Recém-aberto em Santa Teresa, Casa do Porre exibe paredão de branquinhas

Quatrocentos rótulos compõem o acervo do novo ponto de encontro dos admiradores da bebida

15/06/2008 14:14
Pedro David/Especial para o EM
ALém de cachaças, cardápio oferece opções para acompanhar a degustação (foto: Pedro David/Especial para o EM )
Uma disputa silenciosa tem lugar nas prateleiras dos botequins belo-horizontinos toda noite: a de qual bar tem mais marcas de cachaça. Umas empoeiradas, outras supervalorizadas, elas chegam as dezenas – centenas, em alguns casos. Não raro, o preço das doses tem dois dígitos. Mesmo quem é bebedor fiel da mesma marca adora ficar de olho no paredão de “branquinhas”. É na variedade de cachaças que aposta a Casa do Porre, recém-aberta em Santa Teresa, com cerca de 400 rótulos. Essa marca a coloca praticamente empatada com um dos bares recordistas da capital mineira, o Via Cristina, que tem 411.

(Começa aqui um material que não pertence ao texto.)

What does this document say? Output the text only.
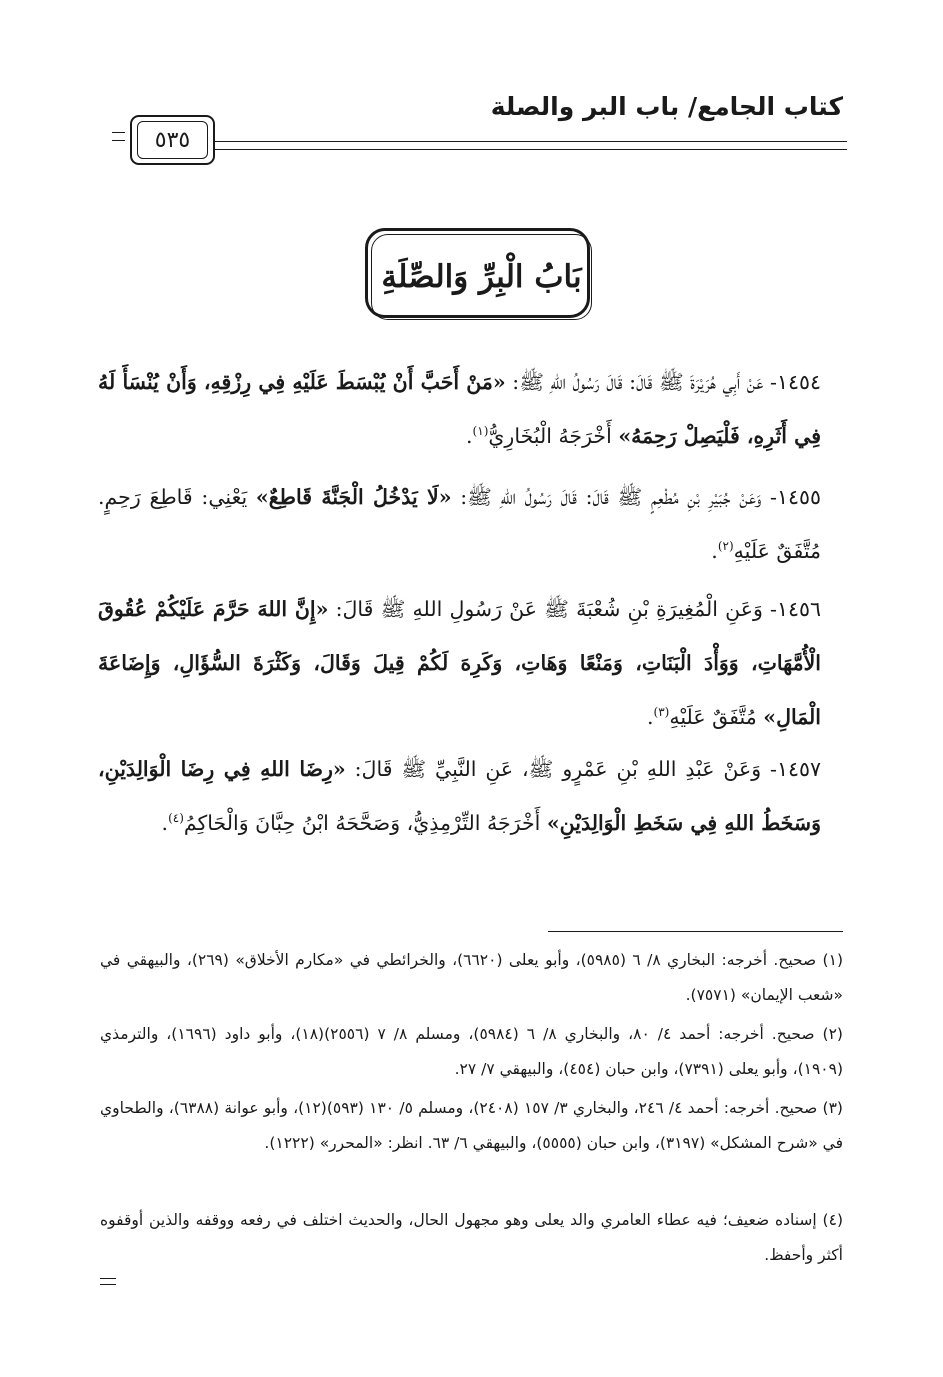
كتاب الجامع/ باب البر والصلة
٥٣٥
بَابُ الْبِرِّ وَالصِّلَةِ
١٤٥٤- عَنْ أَبِي هُرَيْرَةَ ﷺ قَالَ: قَالَ رَسُولُ اللهِ ﷺ: «مَنْ أَحَبَّ أَنْ يُبْسَطَ عَلَيْهِ فِي رِزْقِهِ، وَأَنْ يُنْسَأَ لَهُ فِي أَثَرِهِ، فَلْيَصِلْ رَحِمَهُ» أَخْرَجَهُ الْبُخَارِيُّ$^{(١)}$.
١٤٥٥- وَعَنْ جُبَيْرِ بْنِ مُطْعِمٍ ﷺ قَالَ: قَالَ رَسُولُ اللهِ ﷺ: «لَا يَدْخُلُ الْجَنَّةَ قَاطِعٌ» يَعْنِي: قَاطِعَ رَحِمٍ. مُتَّفَقٌ عَلَيْهِ$^{(٢)}$.
١٤٥٦- وَعَنِ الْمُغِيرَةِ بْنِ شُعْبَةَ ﷺ عَنْ رَسُولِ اللهِ ﷺ قَالَ: «إِنَّ اللهَ حَرَّمَ عَلَيْكُمْ عُقُوقَ الْأُمَّهَاتِ، وَوَأْدَ الْبَنَاتِ، وَمَنْعًا وَهَاتِ، وَكَرِهَ لَكُمْ قِيلَ وَقَالَ، وَكَثْرَةَ السُّؤَالِ، وَإِضَاعَةَ الْمَالِ» مُتَّفَقٌ عَلَيْهِ$^{(٣)}$.
١٤٥٧- وَعَنْ عَبْدِ اللهِ بْنِ عَمْرٍو ﷺ، عَنِ النَّبِيِّ ﷺ قَالَ: «رِضَا اللهِ فِي رِضَا الْوَالِدَيْنِ، وَسَخَطُ اللهِ فِي سَخَطِ الْوَالِدَيْنِ» أَخْرَجَهُ التِّرْمِذِيُّ، وَصَحَّحَهُ ابْنُ حِبَّانَ وَالْحَاكِمُ$^{(٤)}$.
(١) صحيح. أخرجه: البخاري ٨/ ٦ (٥٩٨٥)، وأبو يعلى (٦٦٢٠)، والخرائطي في «مكارم الأخلاق» (٢٦٩)، والبيهقي في «شعب الإيمان» (٧٥٧١).
(٢) صحيح. أخرجه: أحمد ٤/ ٨٠، والبخاري ٨/ ٦ (٥٩٨٤)، ومسلم ٨/ ٧ (٢٥٥٦)(١٨)، وأبو داود (١٦٩٦)، والترمذي (١٩٠٩)، وأبو يعلى (٧٣٩١)، وابن حبان (٤٥٤)، والبيهقي ٧/ ٢٧.
(٣) صحيح. أخرجه: أحمد ٤/ ٢٤٦، والبخاري ٣/ ١٥٧ (٢٤٠٨)، ومسلم ٥/ ١٣٠ (٥٩٣)(١٢)، وأبو عوانة (٦٣٨٨)، والطحاوي في «شرح المشكل» (٣١٩٧)، وابن حبان (٥٥٥٥)، والبيهقي ٦/ ٦٣. انظر: «المحرر» (١٢٢٢).
(٤) إسناده ضعيف؛ فيه عطاء العامري والد يعلى وهو مجهول الحال، والحديث اختلف في رفعه ووقفه والذين أوقفوه أكثر وأحفظ.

A promessa dos proprietários Alexandre Wagner e Felipe Davite – pai e filho – é de que esse número chegue a 1 mil depois que trouxerem nova remessa de garrafas do sítio da família, em Brumadinho. A propósito, lá eles produzem quatro cachaças: Água da Bica, Rainha do Milênio, Velha União e Sonhadora, esta última com menor graduação alcoólica, geralmente servida gelada “para mulheres”. Eles também engarrafam caipirinha, a Caipy Tiff. Tudo está no cardápio.

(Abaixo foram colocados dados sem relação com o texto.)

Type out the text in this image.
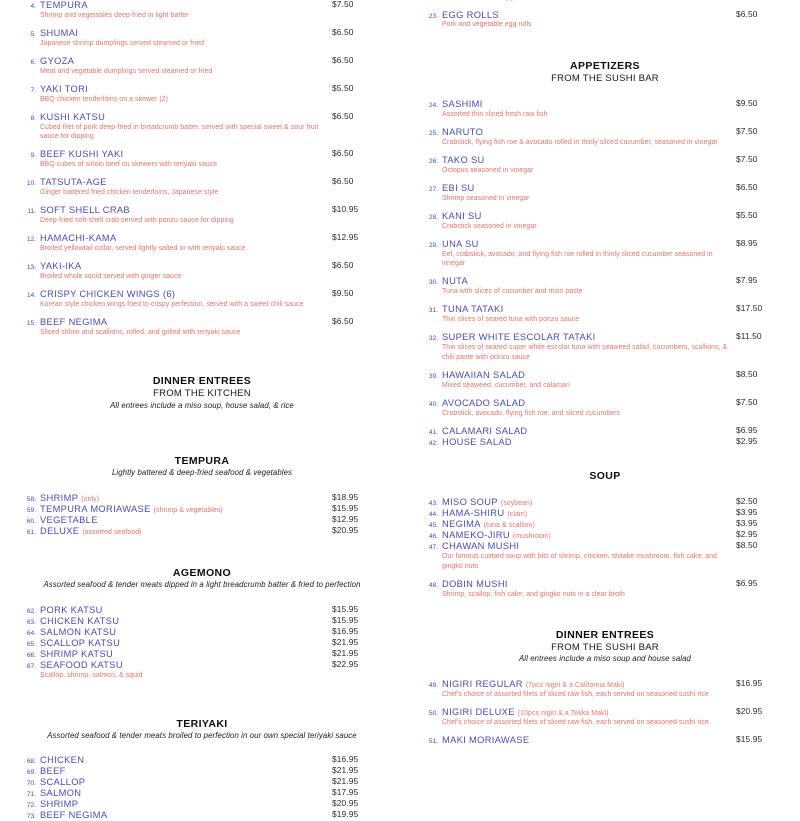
4. TEMPURA
Shrimp and vegetables deep-fried in light batter
$7.50
5. SHUMAI
Japanese shrimp dumplings served steamed or fried
$6.50
6. GYOZA
Meat and vegetable dumplings served steamed or fried
$6.50
7. YAKI TORI
BBQ chicken tenderloins on a skewer (2)
$5.50
8. KUSHI KATSU
Cubed filet of pork deep-fried in breadcrumb batter, served with special sweet & sour fruit sauce for dipping
$6.50
9. BEEF KUSHI YAKI
BBQ cubes of sirloin beef on skewers with teriyaki sauce
$6.50
10. TATSUTA-AGE
Ginger battered fried chicken tenderloins, Japanese style
$6.50
11. SOFT SHELL CRAB
Deep-fried soft-shell crab served with ponzu sauce for dipping
$10.95
12. HAMACHI-KAMA
Broiled yellowtail collar, served lightly salted or with teriyaki sauce
$12.95
13. YAKI-IKA
Broiled whole squid served with ginger sauce
$6.50
14. CRISPY CHICKEN WINGS (6)
Korean style chicken wings fried to crispy perfection, served with a sweet chili sauce
$9.50
15. BEEF NEGIMA
Sliced sirloin and scallions, rolled, and grilled with teriyaki sauce
$6.50
DINNER ENTREES
FROM THE KITCHEN
All entrees include a miso soup, house salad, & rice
TEMPURA
Lightly battered & deep-fried seafood & vegetables
58. SHRIMP (only)	$18.95
59. TEMPURA MORIAWASE (shrimp & vegetables)	$15.95
60. VEGETABLE	$12.95
61. DELUXE (assorted seafood)	$20.95
AGEMONO
Assorted seafood & tender meats dipped in a light breadcrumb batter & fried to perfection
62. PORK KATSU	$15.95
63. CHICKEN KATSU	$15.95
64. SALMON KATSU	$16.95
65. SCALLOP KATSU	$21.95
66. SHRIMP KATSU	$21.95
67. SEAFOOD KATSU
Scallop, shrimp, salmon, & squid
$22.95
TERIYAKI
Assorted seafood & tender meats broiled to perfection in our own special teriyaki sauce
68. CHICKEN	$16.95
69. BEEF	$21.95
70. SCALLOP	$21.95
71. SALMON	$17.95
72. SHRIMP	$20.95
73. BEEF NEGIMA	$19.95
23. EGG ROLLS
Pork and vegetable egg rolls
$6.50
APPETIZERS
FROM THE SUSHI BAR
24. SASHIMI
Assorted thin sliced fresh raw fish
$9.50
25. NARUTO
Crabstick, flying fish roe & avocado rolled in thinly sliced cucumber, seasoned in vinegar
$7.50
26. TAKO SU
Octopus seasoned in vinegar
$7.50
27. EBI SU
Shrimp seasoned in vinegar
$6.50
28. KANI SU
Crabstick seasoned in vinegar
$5.50
29. UNA SU
Eel, crabstick, avocado, and flying fish roe rolled in thinly sliced cucumber seasoned in vinegar
$8.95
30. NUTA
Tuna with slices of cucumber and miso paste
$7.95
31. TUNA TATAKI
Thin slices of seared tuna with ponzu sauce
$17.50
32. SUPER WHITE ESCOLAR TATAKI
Thin slices of seared super white escolar tuna with seaweed salad, cucumbers, scallions, & chili paste with ponzu sauce
$11.50
39. HAWAIIAN SALAD
Mixed seaweed, cucumber, and calamari
$8.50
40. AVOCADO SALAD
Crabstick, avocado, flying fish roe, and sliced cucumbers
$7.50
41. CALAMARI SALAD	$6.95
42. HOUSE SALAD	$2.95
SOUP
43. MISO SOUP (soybean)	$2.50
44. HAMA-SHIRU (clam)	$3.95
45. NEGIMA (tuna & scallion)	$3.95
46. NAMEKO-JIRU (mushroom)	$2.95
47. CHAWAN MUSHI
Our famous custard soup with bits of shrimp, chicken, shitake mushroom, fish cake, and gingko nuts
$8.50
48. DOBIN MUSHI
Shrimp, scallop, fish cake, and gingko nuts in a clear broth
$6.95
DINNER ENTREES
FROM THE SUSHI BAR
All entrees include a miso soup and house salad
49. NIGIRI REGULAR (7pcs nigiri & a California Maki)
Chef's choice of assorted filets of sliced raw fish, each served on seasoned sushi rice
$16.95
50. NIGIRI DELUXE (10pcs nigiri & a Tekka Maki)
Chef's choice of assorted filets of sliced raw fish, each served on seasoned sushi rice
$20.95
51. MAKI MORIAWASE	$15.95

Professor de biologia, Felipe se aprofundou em microbiologia. Estudou leveduras relativas ao processo de produção de cachaça com Carlos Rosa, professor da Universidade Federal de Minas Gerais e especialista na análise científica da bebida. “Cachaça boa desce tranqüilo, sem queimar. Não é como gato descendo de ré pela garganta. Tem que fazer salivar. Chamá-la de pinga é uma ofensa”, defende.

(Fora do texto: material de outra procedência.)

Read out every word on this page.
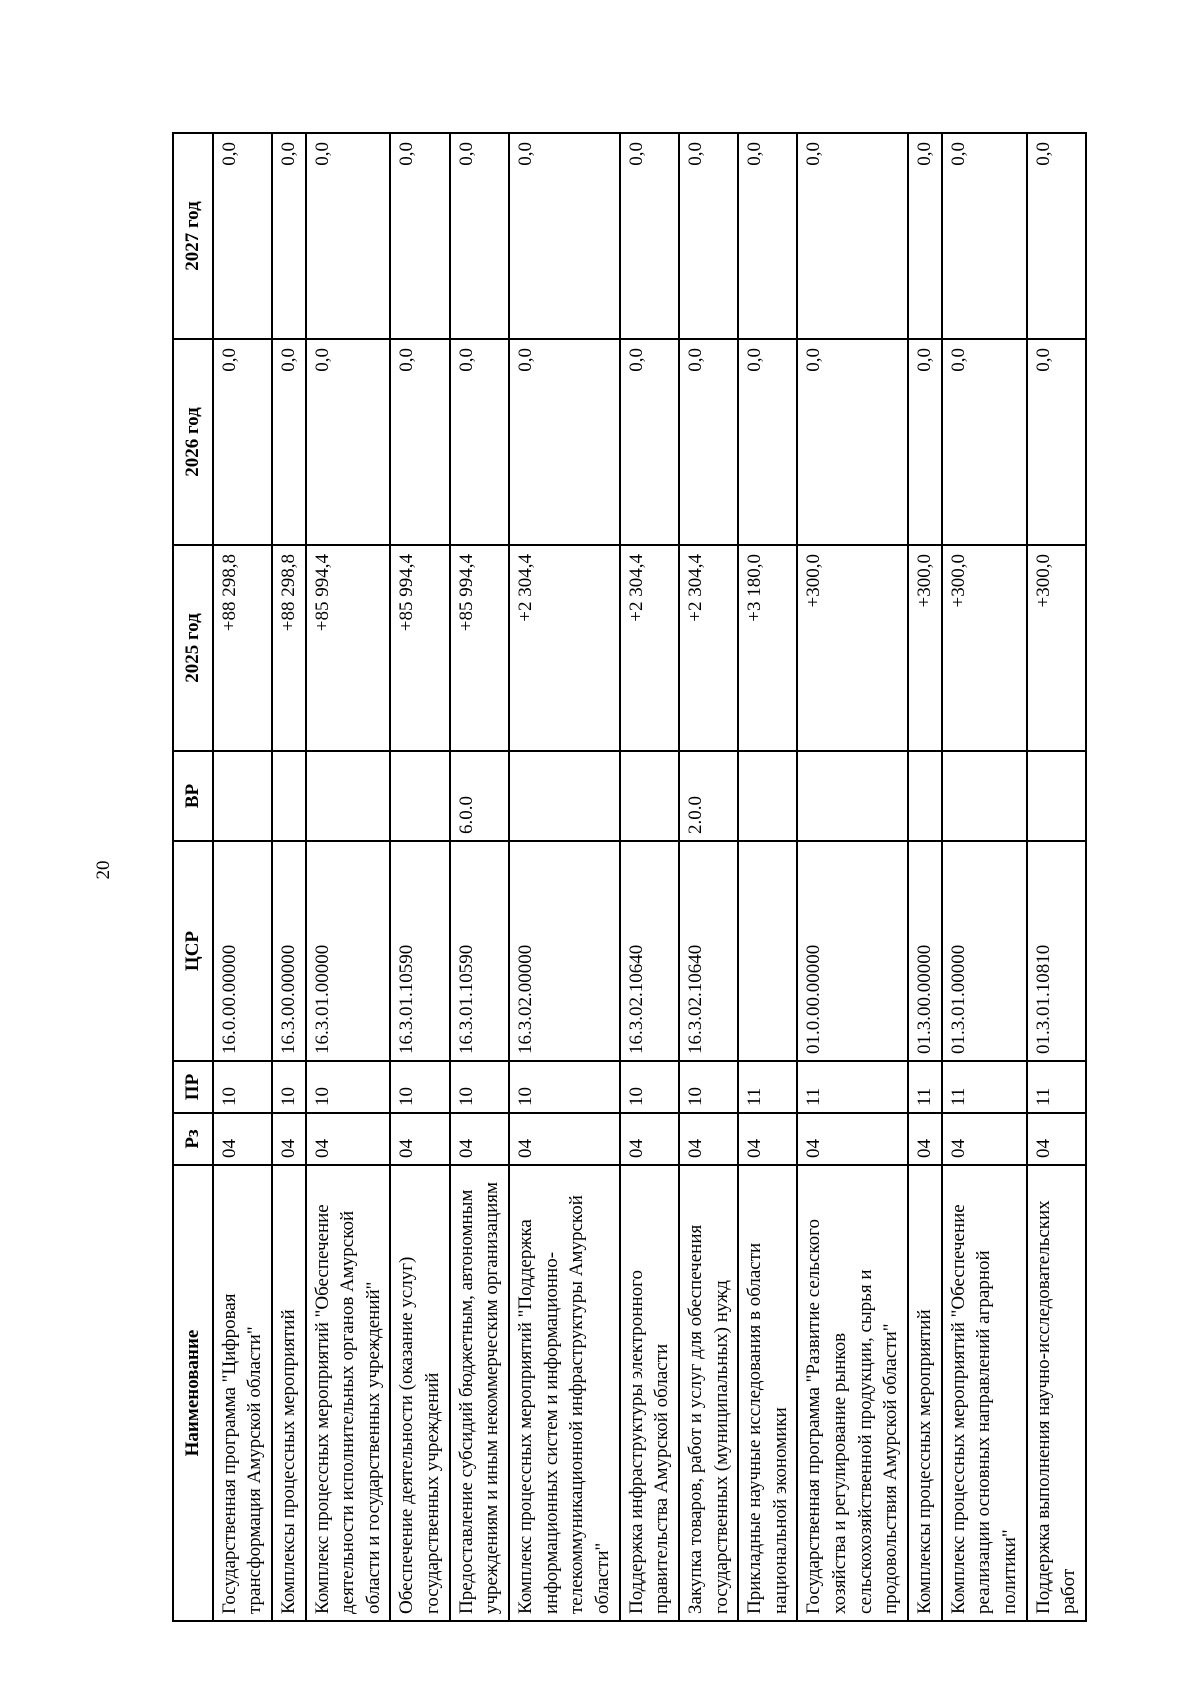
20
Наименование	Рз	ПР	ЦСР	ВР	2025 год	2026 год	2027 год
Государственная программа "Цифровая трансформация Амурской области"	04	10	16.0.00.00000		+88 298,8	0,0	0,0
Комплексы процессных мероприятий	04	10	16.3.00.00000		+88 298,8	0,0	0,0
Комплекс процессных мероприятий "Обеспечение деятельности исполнительных органов Амурской области и государственных учреждений"	04	10	16.3.01.00000		+85 994,4	0,0	0,0
Обеспечение деятельности (оказание услуг) государственных учреждений	04	10	16.3.01.10590		+85 994,4	0,0	0,0
Предоставление субсидий бюджетным, автономным учреждениям и иным некоммерческим организациям	04	10	16.3.01.10590	6.0.0	+85 994,4	0,0	0,0
Комплекс процессных мероприятий "Поддержка информационных систем и информационно-телекоммуникационной инфраструктуры Амурской области"	04	10	16.3.02.00000		+2 304,4	0,0	0,0
Поддержка инфраструктуры электронного правительства Амурской области	04	10	16.3.02.10640		+2 304,4	0,0	0,0
Закупка товаров, работ и услуг для обеспечения государственных (муниципальных) нужд	04	10	16.3.02.10640	2.0.0	+2 304,4	0,0	0,0
Прикладные научные исследования в области национальной экономики	04	11			+3 180,0	0,0	0,0
Государственная программа "Развитие сельского хозяйства и регулирование рынков сельскохозяйственной продукции, сырья и продовольствия Амурской области"	04	11	01.0.00.00000		+300,0	0,0	0,0
Комплексы процессных мероприятий	04	11	01.3.00.00000		+300,0	0,0	0,0
Комплекс процессных мероприятий "Обеспечение реализации основных направлений аграрной политики"	04	11	01.3.01.00000		+300,0	0,0	0,0
Поддержка выполнения научно-исследовательских работ	04	11	01.3.01.10810		+300,0	0,0	0,0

As cachaças são vendidas em garrafa (a mais cara é a Havana, R$ 350), dose ou em sistema self-service. Cada dose tem 50ml e a maioria custa R$ 3 – a da Havana está novamente no topo, vendida por R$ 30. O self-service de cachaça, incomum na cidade, funciona todos os dias: por R$ 10, cada pessoa bebe à vontade doses de 32 marcas, colocadas sobre uma mesa. Parte das garrafas fica em prateleiras e parte no escritório-depósito, nos fundos do imóvel. A maioria é feita em Minas.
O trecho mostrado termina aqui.